Insulin/Glucagon-Like Peptide-1 Receptor Agonist Combination Therapy for the Treatment of Type 2 Diabetes: Are Two Agents Better Than One?
Clin Diabetes · 2018
Last updated 2026-05-28For people with type 2 diabetes whose blood sugar control is not adequate on a single medication, combining two drugs—basal insulin with either liraglutide or lixisenatide—has been studied in clinical trials. Two fixed-dose products, insulin degludec/liraglutide and insulin glargine/lixisenatide, showed improved blood sugar control compared to using either drug alone in these trials.

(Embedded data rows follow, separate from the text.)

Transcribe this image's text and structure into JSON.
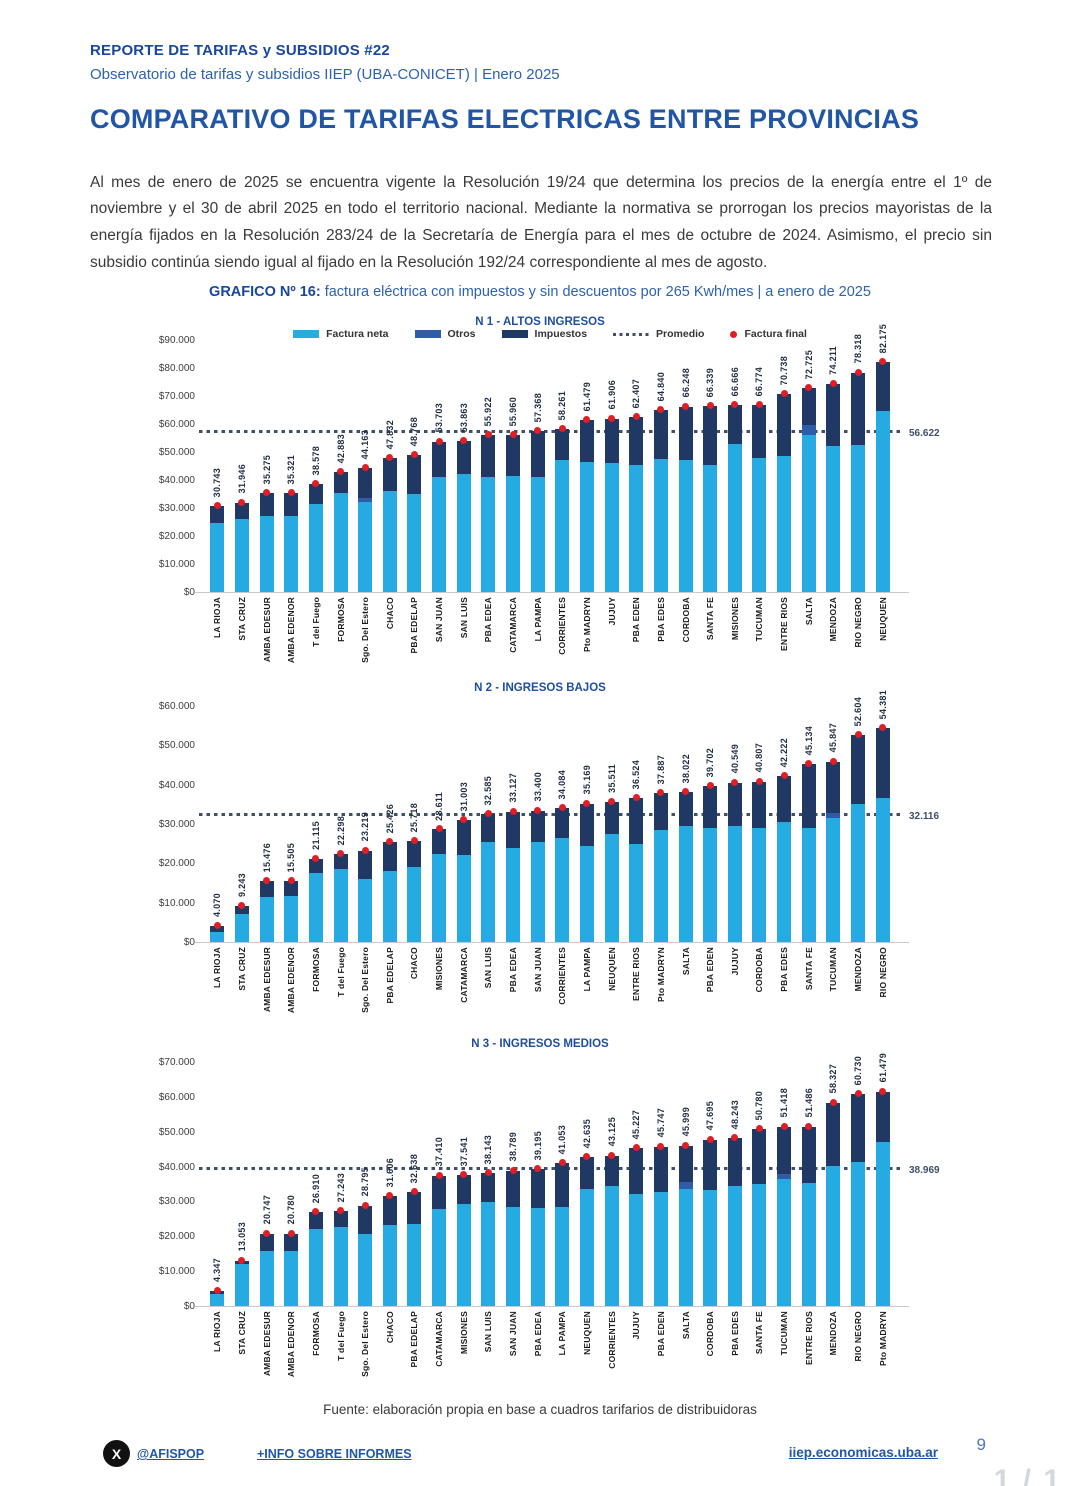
{
  "page": {
    "report_label": "REPORTE DE TARIFAS y SUBSIDIOS #22",
    "subtitle": "Observatorio de tarifas y subsidios IIEP (UBA-CONICET) | Enero 2025",
    "title": "COMPARATIVO DE TARIFAS ELECTRICAS ENTRE PROVINCIAS",
    "body": "Al mes de enero de 2025 se encuentra vigente la Resolución 19/24 que determina los precios de la energía entre el 1º de noviembre y el 30 de abril 2025 en todo el territorio nacional. Mediante la normativa se prorrogan los precios mayoristas de la energía fijados en la Resolución 283/24 de la Secretaría de Energía para el mes de octubre de 2024. Asimismo, el precio sin subsidio continúa siendo igual al fijado en la Resolución 192/24 correspondiente al mes de agosto.",
    "caption_bold": "GRAFICO Nº 16:",
    "caption_rest": " factura eléctrica con impuestos y sin descuentos por 265 Kwh/mes | a enero de 2025",
    "fuente": "Fuente: elaboración propia en base a cuadros tarifarios de distribuidoras",
    "footer": {
      "x_handle": "@AFISPOP",
      "info_link": "+INFO SOBRE INFORMES",
      "site_link": "iiep.economicas.uba.ar",
      "page_number": "9",
      "page_indicator": "1 / 1"
    }
  },
  "legend": {
    "neta": "Factura neta",
    "otros": "Otros",
    "impuestos": "Impuestos",
    "promedio": "Promedio",
    "final": "Factura final"
  },
  "colors": {
    "neta": "#25AAE1",
    "otros": "#2E5CA8",
    "impuestos": "#1F3864",
    "final": "#E01E25",
    "promedio_line": "#3E4F69",
    "accent": "#2156A6"
  },
  "chart_data": [
    {
      "type": "bar",
      "title": "N 1 - ALTOS INGRESOS",
      "ymax": 90000,
      "ystep": 10000,
      "yticks": [
        "$90.000",
        "$80.000",
        "$70.000",
        "$60.000",
        "$50.000",
        "$40.000",
        "$30.000",
        "$20.000",
        "$10.000",
        "$0"
      ],
      "promedio_label": "56.622",
      "show_legend": true,
      "legend_position": "top-center",
      "grid": false,
      "categories": [
        "LA RIOJA",
        "STA CRUZ",
        "AMBA EDESUR",
        "AMBA EDENOR",
        "T del Fuego",
        "FORMOSA",
        "Sgo. Del Estero",
        "CHACO",
        "PBA EDELAP",
        "SAN JUAN",
        "SAN LUIS",
        "PBA EDEA",
        "CATAMARCA",
        "LA PAMPA",
        "CORRIENTES",
        "Pto MADRYN",
        "JUJUY",
        "PBA EDEN",
        "PBA EDES",
        "CORDOBA",
        "SANTA FE",
        "MISIONES",
        "TUCUMAN",
        "ENTRE RIOS",
        "SALTA",
        "MENDOZA",
        "RIO NEGRO",
        "NEUQUEN"
      ],
      "totals": [
        "30.743",
        "31.946",
        "35.275",
        "35.321",
        "38.578",
        "42.883",
        "44.163",
        "47.832",
        "48.768",
        "53.703",
        "53.863",
        "55.922",
        "55.960",
        "57.368",
        "58.261",
        "61.479",
        "61.906",
        "62.407",
        "64.840",
        "66.248",
        "66.339",
        "66.666",
        "66.774",
        "70.738",
        "72.725",
        "74.211",
        "78.318",
        "82.175"
      ],
      "neta": [
        24700,
        26000,
        27000,
        27000,
        31500,
        35400,
        32000,
        36000,
        35000,
        41000,
        42000,
        41000,
        41500,
        41000,
        47000,
        46500,
        45900,
        45500,
        47400,
        47100,
        45200,
        52800,
        47700,
        48700,
        56200,
        52000,
        52600,
        64600
      ],
      "otros": [
        0,
        0,
        0,
        0,
        0,
        0,
        1500,
        0,
        0,
        0,
        0,
        0,
        0,
        0,
        0,
        0,
        0,
        0,
        0,
        0,
        0,
        0,
        0,
        0,
        3500,
        0,
        0,
        0
      ]
    },
    {
      "type": "bar",
      "title": "N 2 - INGRESOS BAJOS",
      "ymax": 60000,
      "ystep": 10000,
      "yticks": [
        "$60.000",
        "$50.000",
        "$40.000",
        "$30.000",
        "$20.000",
        "$10.000",
        "$0"
      ],
      "promedio_label": "32.116",
      "show_legend": false,
      "grid": false,
      "categories": [
        "LA RIOJA",
        "STA CRUZ",
        "AMBA EDESUR",
        "AMBA EDENOR",
        "FORMOSA",
        "T del Fuego",
        "Sgo. Del Estero",
        "PBA EDELAP",
        "CHACO",
        "MISIONES",
        "CATAMARCA",
        "SAN LUIS",
        "PBA EDEA",
        "SAN JUAN",
        "CORRIENTES",
        "LA PAMPA",
        "NEUQUEN",
        "ENTRE RIOS",
        "Pto MADRYN",
        "SALTA",
        "PBA EDEN",
        "JUJUY",
        "CORDOBA",
        "PBA EDES",
        "SANTA FE",
        "TUCUMAN",
        "MENDOZA",
        "RIO NEGRO"
      ],
      "totals": [
        "4.070",
        "9.243",
        "15.476",
        "15.505",
        "21.115",
        "22.298",
        "23.219",
        "25.426",
        "25.718",
        "28.611",
        "31.003",
        "32.585",
        "33.127",
        "33.400",
        "34.084",
        "35.169",
        "35.511",
        "36.524",
        "37.887",
        "38.022",
        "39.702",
        "40.549",
        "40.807",
        "42.222",
        "45.134",
        "45.847",
        "52.604",
        "54.381"
      ],
      "neta": [
        2600,
        7000,
        11500,
        11600,
        17500,
        18500,
        16000,
        18000,
        19000,
        22500,
        22000,
        25500,
        24000,
        25500,
        26500,
        24500,
        27500,
        25000,
        28500,
        29500,
        29000,
        29500,
        29000,
        30500,
        29000,
        31500,
        35000,
        36500
      ],
      "otros": [
        0,
        0,
        0,
        0,
        0,
        0,
        0,
        0,
        0,
        0,
        0,
        0,
        0,
        0,
        0,
        0,
        0,
        0,
        0,
        0,
        0,
        0,
        0,
        0,
        0,
        1200,
        0,
        0
      ]
    },
    {
      "type": "bar",
      "title": "N 3 - INGRESOS MEDIOS",
      "ymax": 70000,
      "ystep": 10000,
      "yticks": [
        "$70.000",
        "$60.000",
        "$50.000",
        "$40.000",
        "$30.000",
        "$20.000",
        "$10.000",
        "$0"
      ],
      "promedio_label": "38.969",
      "show_legend": false,
      "grid": false,
      "categories": [
        "LA RIOJA",
        "STA CRUZ",
        "AMBA EDESUR",
        "AMBA EDENOR",
        "FORMOSA",
        "T del Fuego",
        "Sgo. Del Estero",
        "CHACO",
        "PBA EDELAP",
        "CATAMARCA",
        "MISIONES",
        "SAN LUIS",
        "SAN JUAN",
        "PBA EDEA",
        "LA PAMPA",
        "NEUQUEN",
        "CORRIENTES",
        "JUJUY",
        "PBA EDEN",
        "SALTA",
        "CORDOBA",
        "PBA EDES",
        "SANTA FE",
        "TUCUMAN",
        "ENTRE RIOS",
        "MENDOZA",
        "RIO NEGRO",
        "Pto MADRYN"
      ],
      "totals": [
        "4.347",
        "13.053",
        "20.747",
        "20.780",
        "26.910",
        "27.243",
        "28.795",
        "31.606",
        "32.638",
        "37.410",
        "37.541",
        "38.143",
        "38.789",
        "39.195",
        "41.053",
        "42.635",
        "43.125",
        "45.227",
        "45.747",
        "45.999",
        "47.695",
        "48.243",
        "50.780",
        "51.418",
        "51.486",
        "58.327",
        "60.730",
        "61.479"
      ],
      "neta": [
        3500,
        12000,
        15700,
        15700,
        22000,
        22700,
        20700,
        23300,
        23500,
        27700,
        29200,
        29700,
        28500,
        28200,
        28500,
        33500,
        34500,
        32200,
        32800,
        33500,
        33200,
        34500,
        35000,
        36500,
        35200,
        40200,
        41200,
        47000
      ],
      "otros": [
        0,
        0,
        0,
        0,
        0,
        0,
        0,
        0,
        0,
        0,
        0,
        0,
        0,
        0,
        0,
        0,
        0,
        0,
        0,
        2000,
        0,
        0,
        0,
        1500,
        0,
        0,
        0,
        0
      ]
    }
  ]
}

AI summary of the abstract below.
| Journal | Clin Diabetes, 2018 |
|---|---|
| Citations | 12 |
| Relative citation ratio | 0.36 |
| NIH percentile | 22 |
| Molecules | — |
| Conditions studied | Type 2 Diabetes |
Abstract
Given the progressive nature of type 2 diabetes, treatment intensification is usually necessary to maintain glycemic control. However, for a variety of reasons, treatment is often not intensified in a timely manner. The combined use of basal insulin and a glucagon-like peptide-1 receptor agonist is recognized to provide a complementary approach to the treatment of type 2 diabetes. This review evaluates the efficacy and safety of two co-formulation products, insulin degludec/liraglutide and insulin glargine/lixisenatide, for the treatment of type 2 diabetes inadequately controlled on either component agent alone. We consider the benefits and limitations of these medications based on data from randomized clinical trials and discuss how they may address barriers to treatment intensification.